- Church: Melkite Greek Catholic Church
- Diocese: Saint-Sauveur of Montréal
- Appointed: 18 September 2021
- Predecessor: Ibrahim Michael Ibrahim
- Successor: Incumbent

Orders
- Ordination: 6 May 2000 by André Haddad
- Consecration: 30 October 2021 by Youssef Absi, Elie Bechara Haddad and Ibrahim Ibrahim

Personal details
- Born: Milad Jawish 19 December 1973 (age 52) Mansoura, Lebanon
- Alma mater: Holy Spirit University of Kaslik, Pontifical Gregorian University, UCLouvain

= Milad Jawish =

Lebanese Melkite Greek Catholic bishop in Canada (born 1973)
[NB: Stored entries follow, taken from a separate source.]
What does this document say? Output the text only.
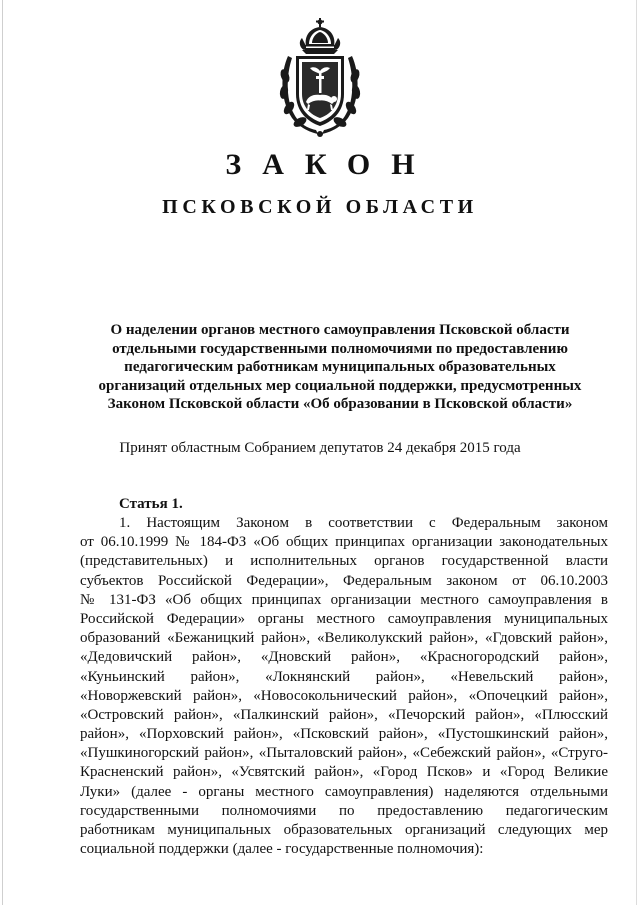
ЗАКОН
ПСКОВСКОЙ ОБЛАСТИ
О наделении органов местного самоуправления Псковской области
отдельными государственными полномочиями по предоставлению
педагогическим работникам муниципальных образовательных
организаций отдельных мер социальной поддержки, предусмотренных
Законом Псковской области «Об образовании в Псковской области»
Принят областным Собранием депутатов 24 декабря 2015 года
Статья 1.
1. Настоящим Законом в соответствии с Федеральным законом
от 06.10.1999 № 184-ФЗ «Об общих принципах организации законодательных
(представительных) и исполнительных органов государственной власти
субъектов Российской Федерации», Федеральным законом от 06.10.2003
№ 131-ФЗ «Об общих принципах организации местного самоуправления в
Российской Федерации» органы местного самоуправления муниципальных
образований «Бежаницкий район», «Великолукский район», «Гдовский район»,
«Дедовичский район», «Дновский район», «Красногородский район»,
«Куньинский район», «Локнянский район», «Невельский район»,
«Новоржевский район», «Новосокольнический район», «Опочецкий район»,
«Островский район», «Палкинский район», «Печорский район», «Плюсский
район», «Порховский район», «Псковский район», «Пустошкинский район»,
«Пушкиногорский район», «Пыталовский район», «Себежский район», «Струго-
Красненский район», «Усвятский район», «Город Псков» и «Город Великие
Луки» (далее - органы местного самоуправления) наделяются отдельными
государственными полномочиями по предоставлению педагогическим
работникам муниципальных образовательных организаций следующих мер
социальной поддержки (далее - государственные полномочия):
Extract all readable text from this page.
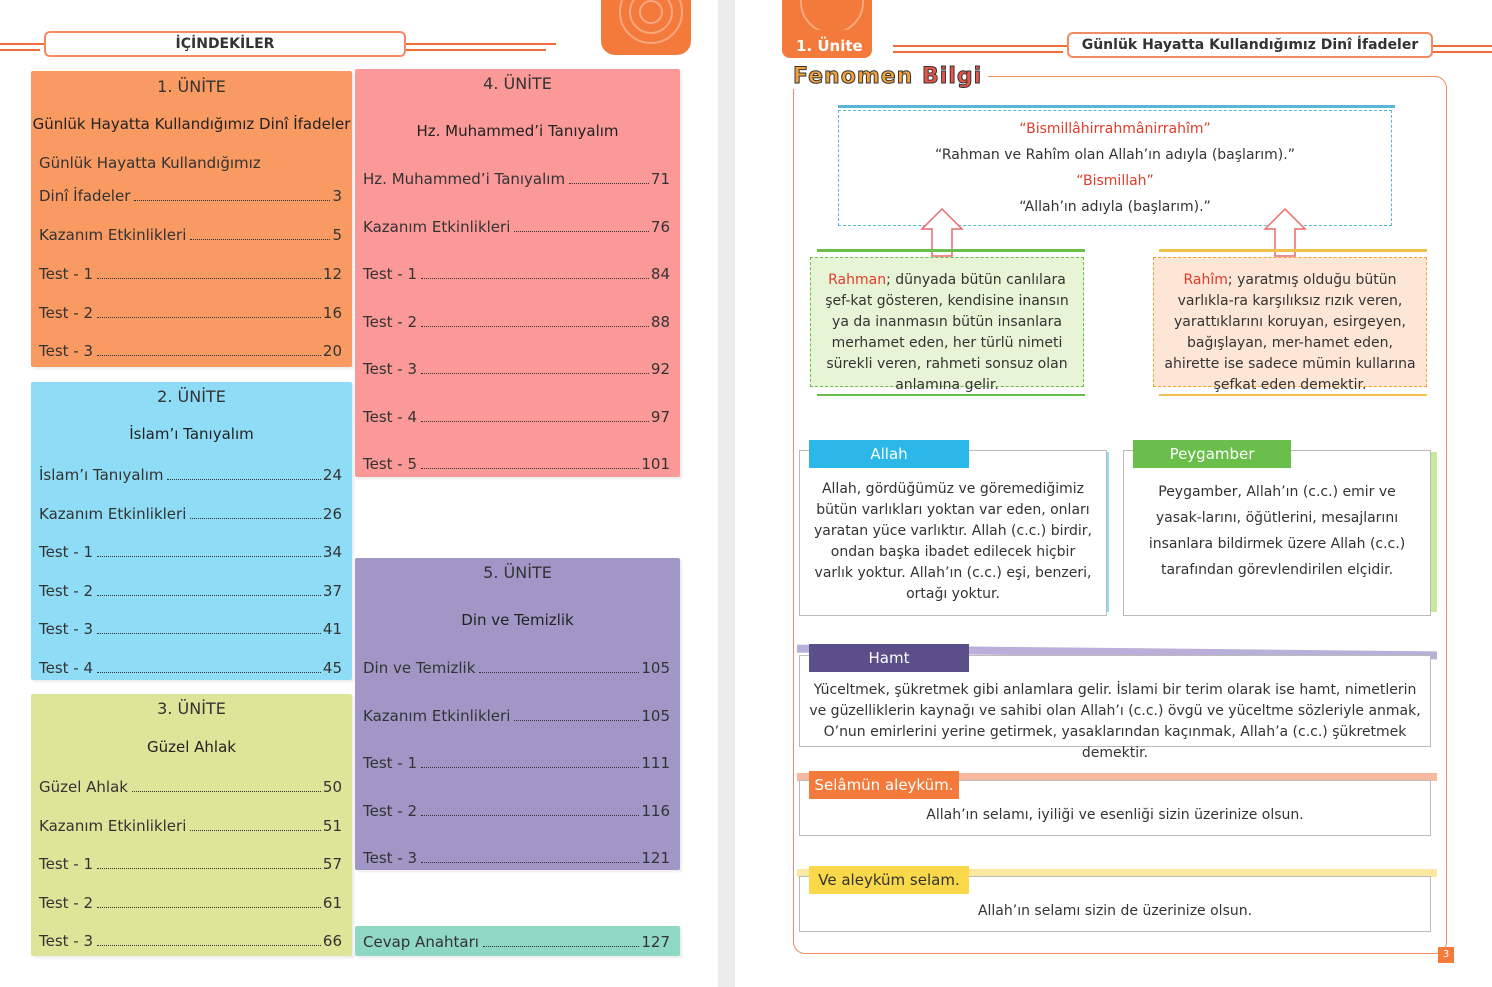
İÇİNDEKİLER
1. ÜNİTE
Günlük Hayatta Kullandığımız Dinî İfadeler
Günlük Hayatta Kullandığımız
Dinî İfadeler	3
Kazanım Etkinlikleri	5
Test - 1	12
Test - 2	16
Test - 3	20
2. ÜNİTE
İslam’ı Tanıyalım
İslam’ı Tanıyalım	24
Kazanım Etkinlikleri	26
Test - 1	34
Test - 2	37
Test - 3	41
Test - 4	45
3. ÜNİTE
Güzel Ahlak
Güzel Ahlak	50
Kazanım Etkinlikleri	51
Test - 1	57
Test - 2	61
Test - 3	66
4. ÜNİTE
Hz. Muhammed’i Tanıyalım
Hz. Muhammed’i Tanıyalım	71
Kazanım Etkinlikleri	76
Test - 1	84
Test - 2	88
Test - 3	92
Test - 4	97
Test - 5	101
5. ÜNİTE
Din ve Temizlik
Din ve Temizlik	105
Kazanım Etkinlikleri	105
Test - 1	111
Test - 2	116
Test - 3	121
Cevap Anahtarı	127
1. Ünite	Günlük Hayatta Kullandığımız Dinî İfadeler
Fenomen Bilgi
“Bismillâhirrahmânirrahîm”
“Rahman ve Rahîm olan Allah’ın adıyla (başlarım).”
“Bismillah”
“Allah’ın adıyla (başlarım).”
Rahman; dünyada bütün canlılara şef-kat gösteren, kendisine inansın ya da inanmasın bütün insanlara merhamet eden, her türlü nimeti sürekli veren, rahmeti sonsuz olan anlamına gelir.
Rahîm; yaratmış olduğu bütün varlıkla-ra karşılıksız rızık veren, yarattıklarını koruyan, esirgeyen, bağışlayan, mer-hamet eden, ahirette ise sadece mümin kullarına şefkat eden demektir.
Allah, gördüğümüz ve göremediğimiz bütün varlıkları yoktan var eden, onları yaratan yüce varlıktır. Allah (c.c.) birdir, ondan başka ibadet edilecek hiçbir varlık yoktur. Allah’ın (c.c.) eşi, benzeri, ortağı yoktur.
Allah
Peygamber, Allah’ın (c.c.) emir ve yasak-larını, öğütlerini, mesajlarını insanlara bildirmek üzere Allah (c.c.) tarafından görevlendirilen elçidir.
Peygamber
Yüceltmek, şükretmek gibi anlamlara gelir. İslami bir terim olarak ise hamt, nimetlerin ve güzelliklerin kaynağı ve sahibi olan Allah’ı (c.c.) övgü ve yüceltme sözleriyle anmak, O’nun emirlerini yerine getirmek, yasaklarından kaçınmak, Allah’a (c.c.) şükretmek demektir.
Hamt
Allah’ın selamı, iyiliği ve esenliği sizin üzerinize olsun.
Selâmün aleyküm.
Allah’ın selamı sizin de üzerinize olsun.
Ve aleyküm selam.
3
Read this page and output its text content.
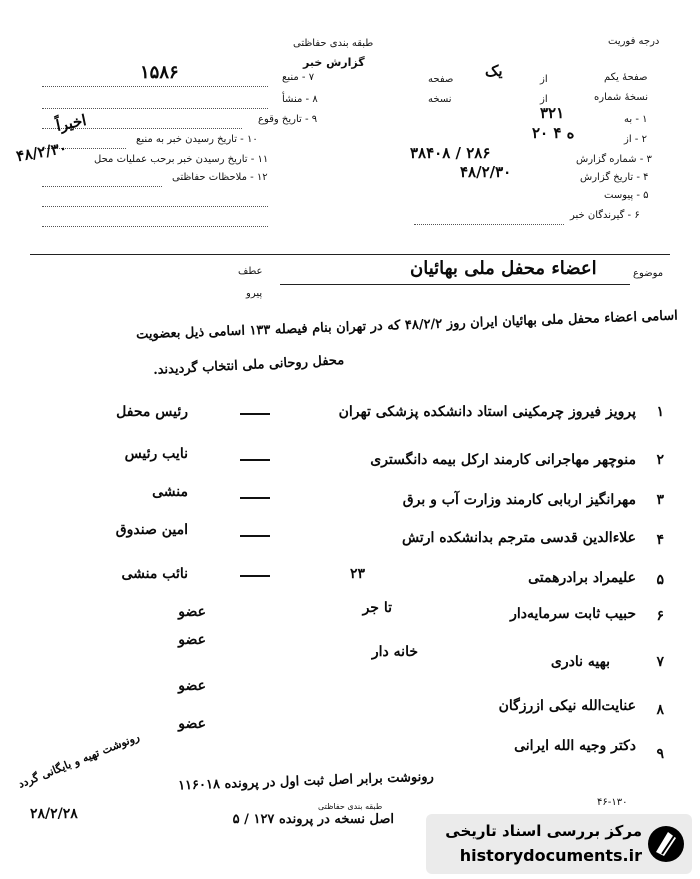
طبقه بندی حفاظتی
گزارش خبر
درجه فوریت
۷ - منبع
۱۵۸۶
۸ - منشأ
۹ - تاریخ وقوع
اخیراً
۱۰ - تاریخ رسیدن خبر به منبع
۱۱ - تاریخ رسیدن خبر برحب عملیات محل
۴۸/۲/۳۰
۱۲ - ملاحظات حفاظتی
صفحهٔ یکم
از
یک
صفحه
نسخهٔ شماره
از
نسخه
۱ - به
۳۲۱
۲ - از
۲۰ ه ۴
۳ - شماره گزارش
۳۸۴۰۸ / ۲۸۶
۴ - تاریخ گزارش
۴۸/۲/۳۰
۵ - پیوست
۶ - گیرندگان خبر
موضوع
اعضاء محفل ملی بهائیان
عطف
پیرو
اسامی اعضاء محفل ملی بهائیان ایران روز ۴۸/۲/۲ که در تهران بنام فیصله ۱۳۳ اسامی ذیل بعضویت
محفل روحانی ملی انتخاب گردیدند.
۱
پرویز فیروز چرمکینی استاد دانشکده پزشکی تهران
رئیس محفل
۲
منوچهر مهاجرانی کارمند ارکل بیمه دانگستری
نایب رئیس
۳
مهرانگیز اربابی کارمند وزارت آب و برق
منشی
۴
علاءالدین قدسی مترجم بدانشکده ارتش
امین صندوق
۵
علیمراد برادرهمتی
۲۳
نائب منشی
۶
حبیب ثابت سرمایه‌دار
تا جر
عضو
۷
بهیه نادری
خانه دار
عضو
۸
عنایت‌الله نیکی ازرزگان
عضو
۹
دکتر وجیه الله ایرانی
عضو
رونوشت برابر اصل ثبت اول در پرونده ۱۱۶۰۱۸
اصل نسخه در پرونده ۱۲۷ / ۵
رونوشت تهیه و بایگانی گردد
۲۸/۲/۲۸	طبقه بندی حفاظتی	۴۶-۱۳۰
مرکز بررسی اسناد تاریخی
historydocuments.ir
Milad Jawish BS (born 19 December 1973) is a Lebanese-born Canadian Melkite Catholic hierarch, who has served as the Bishop of the Eparchy of Saint-Sauveur of Montréal since October 2021.

== Biography ==
=== Early life and education ===
Milad Jawish was born on 19 December 1973 in Mansoura, a village in the Western Beqaa District of Lebanon. He entered the Basilian Salvatorian Order on 14 August 1992 making his temporary vows on 21 August 1993 and his solemn perpetual profession on 10 October 1999.

He completed his early ecclesiastical studies in philosophy and theology at the Holy Spirit University of Kaslik (USEK) in Lebanon earning a Bachelor of Theology in 2001. Following his ordination his superiors sent him to Rome to pursue advanced studies at the Pontifical Gregorian University where he earned a Licentiate in Biblical Theology in 2007. He later completed his doctoral program in 2015 receiving a PhD in Biblical Theology from the Catholic University of Louvain.

=== Priesthood ===
Jawish was ordained a deacon on 20 November 1999 by Archbishop Georges Ibrahim Kwaïter and was ordained a priest on 6 May 2000 by Archbishop André Haddad. He served as the Vice President of the seminary formation program at the minor seminary of his order in Joun from 2002 to 2007. During his tenure there he also ministered as parish priest at the Holy Cross parish in Jeita from 2004 to 2007. Between 2007 and 2011 he served as the general secretary of his monastery.

He later relocated to Europe and served as the pastor of Saint-Jean-Chrysostome parish in Brussels, Belgium, from 2011 and subsequently obtained a Belgian citizenship.

=== Episcopate ===
On 18 September 2021, Pope Francis assented to his election by the Melkite Patriarchal Synod as the Eparchial Bishop of Saint-Sauveur of Montréal, succeeding Bishop Ibrahim Michael Ibrahim who was transferred to the Archeparchy of Zahle and Forzol.

He was consecrated to the episcopate on 30 October 2021 at the Convent Saint-Sauveur in Joun, Lebanon, and installed on 28 November 2021 at the Saint Sauveur Cathedral in Montreal. The principal consecrator was Melkite Patriarch Youssef Absi, assisted by co-consecrators Archbishop Elie Bechara Haddad and Archbishop Ibrahim Ibrahim.

During the 2022 papal visit to Canada by Pope Francis, Bishop Jawish engaged with national media outlets to emphasize the critical role of Catholic reconciliation initiatives with Indigenous communities.